80Eine (Anschluss-)Berufungsrücknahme muss zwar nicht ausdrücklich als solche bezeichnet werden, aber eindeutig sein; im Zweifelsfall muss das Gericht nach § 139 ZPO auf eine Klarstellung hinwirken (MüKo ZPO/Rimmelspacher, ZPO, 5. A., § 516 Rn. 8 m.w.N.). Die Klägerin hat auf ausdrückliche Frage des Senats, ob ihre Formulierung im Schriftsatz vom 02.12.2016 („die bezüglich der Verletzungsformen G und H geltend gemachten Ansprüche … nicht weiter verfolgt“) als eine entsprechende Teilrücknahme verstanden werden solle, ausdrücklich erklärt, an ihrem betreffenden Klagebegehren (hilfsweise) festzuhalten, wenn der Senat (weiterhin) von entsprechenden Klageerweiterungen ausgehe. Die betreffende Formulierung habe - so die Klägerin - bloß ausdrücken sollen, dass sie die Ausführungsformen G und H als kerngleich mit den Ausführungsformen A bis F erachte.
81c)
82Gemäß § 524 Abs. 2 S. 2 ZPO ist eine Anschlussberufung nur bis zum Ablauf der dem Berufungsbeklagten gesetzten Frist zur Berufungserwiderung zulässig.
83aa)
84Die der Klägerin antragsgemäß zuletzt mit Verfügung vom 29.09.2014 verlängerte Berufungserwiderungsfrist endete am 13.10.2014. Aus § 524 Abs. 2 S. 2 ZPO folgt, dass eine Verlängerung der Berufungserwiderungsfrist zugleich eine Verlängerung der Anschlussberufungsfrist bewirkt (s. statt aller BeckOK ZPO/Wulf, a.a.O, § 524 Rn. 19). Da die hier in Rede stehenden Anschlussberufungen erst am 26.06.2015 respektive am 03.07.2015 beim Oberlandesgericht Düsseldorf eingegangen sind, war die der Klägerin gesetzte Berufungserwiderungsfrist in beiden Fällen bereits seit vielen Monaten abgelaufen.

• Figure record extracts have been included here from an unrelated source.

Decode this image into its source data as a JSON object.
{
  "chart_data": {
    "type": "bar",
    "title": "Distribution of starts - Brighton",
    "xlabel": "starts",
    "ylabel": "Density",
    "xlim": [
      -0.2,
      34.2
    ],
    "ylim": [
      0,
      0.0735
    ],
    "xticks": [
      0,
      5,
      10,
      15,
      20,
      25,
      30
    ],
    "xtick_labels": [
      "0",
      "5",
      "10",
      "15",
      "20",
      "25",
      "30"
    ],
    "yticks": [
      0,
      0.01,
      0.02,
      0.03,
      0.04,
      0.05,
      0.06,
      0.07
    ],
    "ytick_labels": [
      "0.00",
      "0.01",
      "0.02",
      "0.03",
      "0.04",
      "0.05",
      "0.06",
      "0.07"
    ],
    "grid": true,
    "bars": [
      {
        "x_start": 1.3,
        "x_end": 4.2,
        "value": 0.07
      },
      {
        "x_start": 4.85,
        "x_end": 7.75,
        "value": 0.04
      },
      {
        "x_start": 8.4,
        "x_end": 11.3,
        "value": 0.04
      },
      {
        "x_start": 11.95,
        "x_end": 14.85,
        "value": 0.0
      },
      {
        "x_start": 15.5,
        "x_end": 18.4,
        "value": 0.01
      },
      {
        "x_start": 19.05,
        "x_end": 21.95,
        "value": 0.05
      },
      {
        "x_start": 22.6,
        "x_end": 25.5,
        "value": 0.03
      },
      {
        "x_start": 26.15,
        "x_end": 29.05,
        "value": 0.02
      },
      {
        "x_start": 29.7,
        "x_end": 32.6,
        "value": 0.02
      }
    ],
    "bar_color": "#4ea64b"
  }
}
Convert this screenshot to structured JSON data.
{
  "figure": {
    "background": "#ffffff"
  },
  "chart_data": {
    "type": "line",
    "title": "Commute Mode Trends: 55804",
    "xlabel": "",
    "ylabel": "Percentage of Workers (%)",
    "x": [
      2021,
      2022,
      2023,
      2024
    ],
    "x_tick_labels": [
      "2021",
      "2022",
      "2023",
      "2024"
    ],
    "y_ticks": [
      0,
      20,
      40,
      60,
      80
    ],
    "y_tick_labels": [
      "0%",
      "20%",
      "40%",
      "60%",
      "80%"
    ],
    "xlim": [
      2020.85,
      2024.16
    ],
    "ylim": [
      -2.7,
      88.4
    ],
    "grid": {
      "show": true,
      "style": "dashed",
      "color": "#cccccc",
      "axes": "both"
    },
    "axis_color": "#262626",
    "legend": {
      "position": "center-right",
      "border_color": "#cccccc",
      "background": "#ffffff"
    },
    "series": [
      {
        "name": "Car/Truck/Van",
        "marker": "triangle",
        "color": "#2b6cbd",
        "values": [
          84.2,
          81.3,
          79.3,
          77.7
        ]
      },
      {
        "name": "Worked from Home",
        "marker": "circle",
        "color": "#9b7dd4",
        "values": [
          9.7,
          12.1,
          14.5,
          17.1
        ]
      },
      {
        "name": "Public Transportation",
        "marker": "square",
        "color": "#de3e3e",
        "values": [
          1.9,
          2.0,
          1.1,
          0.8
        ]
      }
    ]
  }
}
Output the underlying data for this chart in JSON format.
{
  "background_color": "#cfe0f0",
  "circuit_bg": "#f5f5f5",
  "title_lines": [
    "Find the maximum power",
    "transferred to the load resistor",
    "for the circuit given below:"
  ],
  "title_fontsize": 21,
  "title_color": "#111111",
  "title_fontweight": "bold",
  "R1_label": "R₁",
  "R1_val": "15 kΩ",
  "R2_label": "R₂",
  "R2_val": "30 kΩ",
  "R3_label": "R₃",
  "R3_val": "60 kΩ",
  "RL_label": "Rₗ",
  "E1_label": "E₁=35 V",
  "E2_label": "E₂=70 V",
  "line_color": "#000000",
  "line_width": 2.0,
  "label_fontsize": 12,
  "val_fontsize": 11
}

85Abweichendes folgt hier auch nicht etwa aus § 249 Abs. 1 ZPO, da die tatbestandlichen Voraussetzungen für die dort angeordnete Wirkung einer Aussetzung auf den Fristenlauf nicht vorliegen: Nach dieser Vorschrift hat die Ausetzung des Verfahrens die Wirkung, dass der Lauf einer jeden Frist aufhört und nach Beendigung der Aussetzung die volle Frist von neuem zu laufen beginnt. Vorgenannte Wirkung konnte vorliegend deshalb nicht eintreten, weil im Zeitpunkt des Aussetzungsbeschlusses des Senats vom 22.10.2014 die Berufungserwiderungsfrist (und damit zugleich die Anschlussberufungsfrist, § 524 Abs. 2 S. 2 ZPO) bereits abgelaufen war. Eine zwischen dem Eingang des Aussetzungsantrages (hier: 13.10.2014, 13.53 Uhr) und der nach § 329 Abs. 2 ZPO verlautbarten Aussetzungsentscheidung (hier: frühestens am 22.10.2014) ablaufende (Anschlussberufungs)-Frist (hier: 13.10.2014, 24.00 Uhr) wird von der Aussetzungswirkung des § 249 Abs. 1 ZPO mangels Rückwirkung der Aussetzung auf den Zeitpunkt der Antragsstellung nicht mehr erfasst (vgl. BGH, NJW 1987, 2379, 2380; vgl. BGH, NJW-RR 2011, 1282; vgl. BeckOKZPO/Jaspersen, a.a.O., § 246 Rn. 12; vgl. MüKoZPO/Stackmann, a.a.O., § 246 Rn. 19).
86bb)
87Ohne Erfolg macht die Klägerin geltend, mangels einer ordnungsgemäßen Belehrung durch den Senat sei die Frist des § 524 Abs. 2 S. 2 ZPO für die Anschlussberufung(en) gar nicht erst in Gang gesetzt worden. Zwar beginnt die in § 524 Abs. 2 S. 2 ZPO bestimmte Anschlussberufungsfrist in der Tat dann nicht zu laufen, wenn eine Belehrung des Berufungsbeklagten über die Folgen einer Versäumung der Berufungserwiderungsfrist unterblieben oder nicht ordnungsgemäß erfolgt ist (vgl. BGHZ 86, 218 = NJW 1983, 822; BGH, NJW 2009, 515 Rn. 4 u. 6; BGH, GRUR 2011, 831 Rn. 45 – BCC; BGH, NJW 2015, 1608 Rn. 19 m.w.N; Cassardt, in: Cepl/Voß, 1. A., 2015, § 524 Rn. 20; MüKo ZPO/Himmelpacher, a.a.O., § 524 Rn. 32 jew. m.w.N.). Die der Klägerin im vorliegenden Fall erteilte Belehrung genügt jedoch allen einschlägigen Anforderungen. Auch aus den §§ 524 Abs. 3 S. 2, 521 Abs. 2 S. 2, 277 Abs. 2 ZPO ist keine Pflicht des Berufungsgerichts herzuleiten, den Berufungsbeklagten auch über die Möglichkeit zu belehren, (nur) innerhalb der Berufungserwiderungsfrist könne eine etwaige Anschlussberufung eingelegt werden.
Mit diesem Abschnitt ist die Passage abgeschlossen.